Lui et moi, on adorait le sexe ensemble, c’était puissant. Il y avait un message d’amour à travers des gestes de tendresse, des sentiments dans nos regards. Quand on faisait l’amour, je me sentais importante à travers chacune de ses caresses. Les préliminaires pouvaient durer des heures et le rapport encore plus. En même temps, nous n’étions pas de grands aventuriers. On faisait l’amour au lit, sans accessoires, sans scénario, rien de très original. C’était simple mais super bon, parce qu’on se connaissait par cœur. Avec le temps, le sexe était certainement le pan de notre relation le plus solide, le plus équilibré. Alors que nous nous effritions sur la fin, notre vie sexuelle se portait à merveille.

« Durant les préliminaires, il donnait toujours autant d’importance à mon plaisir, le moindre petit truc que j’aimais, il me le faisait »

Il a accepté de me voir, tout de suite. Aucune hésitation dans sa voix. On aurait dit que nos trois mois n’étaient rien, qu’on s’était quitté la veille. En même temps, à l’échelle de quatre ans, c’était un peu le cas. Nous nous sommes retrouvés en bas de mon nouvel appartement. C’était un peu bizarre, il ne l’avait pas vu, pas encore, et j’étais presque peinée de lui présenter mon « chez moi ». Un peu de peur me tournait autour. C’était la réalité en plein dans nos visages, même si la réalité, nous en avions pris connaissance depuis de longues semaines.

Je lui ai fait visiter les lieux et nous avons parlé jusqu’à quatre heures du matin. C’était drôle, agréable, nous étions complices, il n’y avait aucun problème, aucune animosité, aucun règlement de compte. Puis forcément, entre le cadre, l’ambiance, et mon incapacité à taire mon envie de lui, je me suis approchée, je l’ai embrassé, il m’a rendu ce baiser. Nous nous sommes embrassés un million de fois. Durant les préliminaires, il donnait toujours autant d’importance à mon plaisir, le moindre petit truc que j’aimais, il me le faisait. Il prêtait attention à tout. Nous étions connectés, nous n’avions perdu aucun réflexe. J’avais la sensation de le retrouver. Ses gestes me donnaient l’impression d’être aimée. Je revivais notre histoire et je dois dire que je m’y sentais bien, dans ce passé et dans ce plaisir partagé.
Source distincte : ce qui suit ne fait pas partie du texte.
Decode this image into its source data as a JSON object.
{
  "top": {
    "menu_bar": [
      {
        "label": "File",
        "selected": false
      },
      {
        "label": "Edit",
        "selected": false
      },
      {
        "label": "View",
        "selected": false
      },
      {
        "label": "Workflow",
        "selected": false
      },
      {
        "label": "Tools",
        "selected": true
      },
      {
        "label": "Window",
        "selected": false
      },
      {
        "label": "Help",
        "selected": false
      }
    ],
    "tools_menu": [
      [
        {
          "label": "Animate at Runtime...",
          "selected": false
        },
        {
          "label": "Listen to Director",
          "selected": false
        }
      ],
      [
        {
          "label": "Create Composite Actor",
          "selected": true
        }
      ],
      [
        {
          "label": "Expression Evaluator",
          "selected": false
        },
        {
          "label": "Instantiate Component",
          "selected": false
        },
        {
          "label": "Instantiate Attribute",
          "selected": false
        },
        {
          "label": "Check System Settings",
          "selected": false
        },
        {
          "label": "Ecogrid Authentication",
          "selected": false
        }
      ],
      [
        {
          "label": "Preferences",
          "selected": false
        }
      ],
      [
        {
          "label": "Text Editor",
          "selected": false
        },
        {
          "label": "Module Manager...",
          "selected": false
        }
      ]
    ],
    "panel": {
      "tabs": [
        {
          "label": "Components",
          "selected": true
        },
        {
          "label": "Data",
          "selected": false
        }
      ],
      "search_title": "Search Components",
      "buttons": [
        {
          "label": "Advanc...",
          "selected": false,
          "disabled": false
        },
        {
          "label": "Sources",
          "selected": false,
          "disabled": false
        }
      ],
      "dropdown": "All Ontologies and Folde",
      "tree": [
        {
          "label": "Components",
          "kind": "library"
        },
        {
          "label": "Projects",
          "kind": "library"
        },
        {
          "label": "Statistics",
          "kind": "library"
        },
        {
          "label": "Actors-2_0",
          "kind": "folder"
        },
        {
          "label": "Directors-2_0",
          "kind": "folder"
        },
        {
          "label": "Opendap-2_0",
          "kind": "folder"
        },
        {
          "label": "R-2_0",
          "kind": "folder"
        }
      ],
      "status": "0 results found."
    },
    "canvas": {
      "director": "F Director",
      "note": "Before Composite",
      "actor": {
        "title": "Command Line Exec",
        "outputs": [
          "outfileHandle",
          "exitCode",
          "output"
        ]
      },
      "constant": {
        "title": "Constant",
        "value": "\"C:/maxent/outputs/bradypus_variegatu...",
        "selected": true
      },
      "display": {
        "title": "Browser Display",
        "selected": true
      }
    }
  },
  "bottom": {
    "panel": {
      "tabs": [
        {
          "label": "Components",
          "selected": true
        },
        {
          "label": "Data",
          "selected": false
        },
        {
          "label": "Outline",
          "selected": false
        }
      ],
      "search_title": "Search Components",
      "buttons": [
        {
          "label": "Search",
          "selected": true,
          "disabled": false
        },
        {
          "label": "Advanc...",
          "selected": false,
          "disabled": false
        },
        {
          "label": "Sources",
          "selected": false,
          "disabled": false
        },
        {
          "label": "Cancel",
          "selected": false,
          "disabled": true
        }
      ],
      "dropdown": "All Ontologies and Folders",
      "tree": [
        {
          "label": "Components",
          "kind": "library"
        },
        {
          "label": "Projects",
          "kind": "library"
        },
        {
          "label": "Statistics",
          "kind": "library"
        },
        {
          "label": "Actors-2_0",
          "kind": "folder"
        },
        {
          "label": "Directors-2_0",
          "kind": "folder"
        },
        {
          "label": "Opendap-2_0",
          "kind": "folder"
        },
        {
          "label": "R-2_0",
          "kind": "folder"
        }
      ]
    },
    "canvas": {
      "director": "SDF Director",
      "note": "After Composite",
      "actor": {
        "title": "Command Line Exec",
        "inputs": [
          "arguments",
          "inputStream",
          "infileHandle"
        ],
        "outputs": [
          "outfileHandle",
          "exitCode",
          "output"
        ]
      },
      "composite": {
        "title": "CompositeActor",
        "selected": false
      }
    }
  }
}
« Ce rapport sexuel soulève de nouvelles questions mais tant mieux, car nous avons besoin de réponses »

Il a aimé, il me l’a dit, confié. Nous nous sentions bizarres au réveil, un peu secoués. Gueule de bois du sexe, je n’en sais rien. On a voulu en tirer une conclusion. Du genre : trop dur de se séparer ou plutôt trop bête de se séparer étant donnée notre connivence sexuelle. En même temps, nous avons conscience que nos sentiments demeurent, qu’on ne pourra s’oublier, mais que notre relation n’a pas les ressources nécessaires pour reprendre. Ou bien avons-nous besoin de temps ? En trois mois, il n’a rencontré personne non plus. Est-ce parce que nous ne parvenons pas à passer à autre chose, ou parce qu’il est trop tôt ? Ce rapport sexuel soulève de nouvelles questions, mais je ne crois pas que ce soit un souci. Je crois justement que nous n’avions pas de quoi y répondre quand nous avons rompu et qu’il est important de se poser, de dialoguer, de faire le point. Pour enfin, peut-être, apporter une véritable conclusion, poser un véritable point final ou ouvrir davantage cette porte qui n’a jamais claqué… pour de jolies raisons qui sait ? Voilà, c’était mon dernier rapport sexuel.